- Born: 18 December 1947 Khartoum
- Education: Trinity College Dublin, St Edmund Hall
- Awards: Fellow of the Royal Society (2002); Wollaston Medal (2012); Fellowship of the Royal Society of Edinburgh (2012); Robert Wilhelm Bunsen Medal (2014); Walter H. Bucher Medal (2023); V. M. Goldschmidt Award (2025) ;

= Christopher Hawkesworth =

British scientist (born 1947)

Christopher John Hawkesworth FRS FRSE (born 18 December 1947) is a British earth scientist, and former Deputy Principal and Vice-Principal for Research, at University of St Andrews.

== Biography ==
Hawkesworth was born in Khartoum, Sudan on 18 December 1947, and was brought up in Ireland. He graduated with from Trinity College, Dublin in 1970, and then moved to Oxford University where he studied for a DPhil in geology at St Edmund Hall from 1970 to 1974, under the supervision of Professor Ron Oxburgh. While at Oxford, Hawkesworth played rugby for the University, and was awarded Blues in 1970, 1971 and 1972 after playing in the annual Oxford - Cambridge rugby union varsity matches.
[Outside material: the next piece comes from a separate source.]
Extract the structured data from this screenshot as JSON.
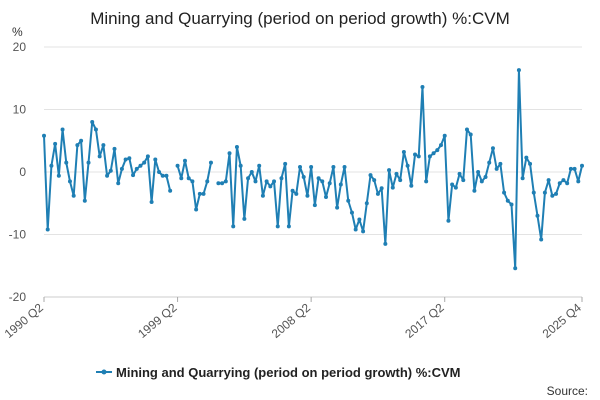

He held positions at Open University and University of Bristol prior to holding the Wardlaw Chair of Earth Sciences and the position of Deputy Principal and Vice-Principal of Research at the University of St Andrews until 2014.

He was awarded the Wollaston Medal in 2012. In 2012, he was elected a Fellow of the Royal Society of Edinburgh. In 2020, he was made a member of the Royal Irish Academy.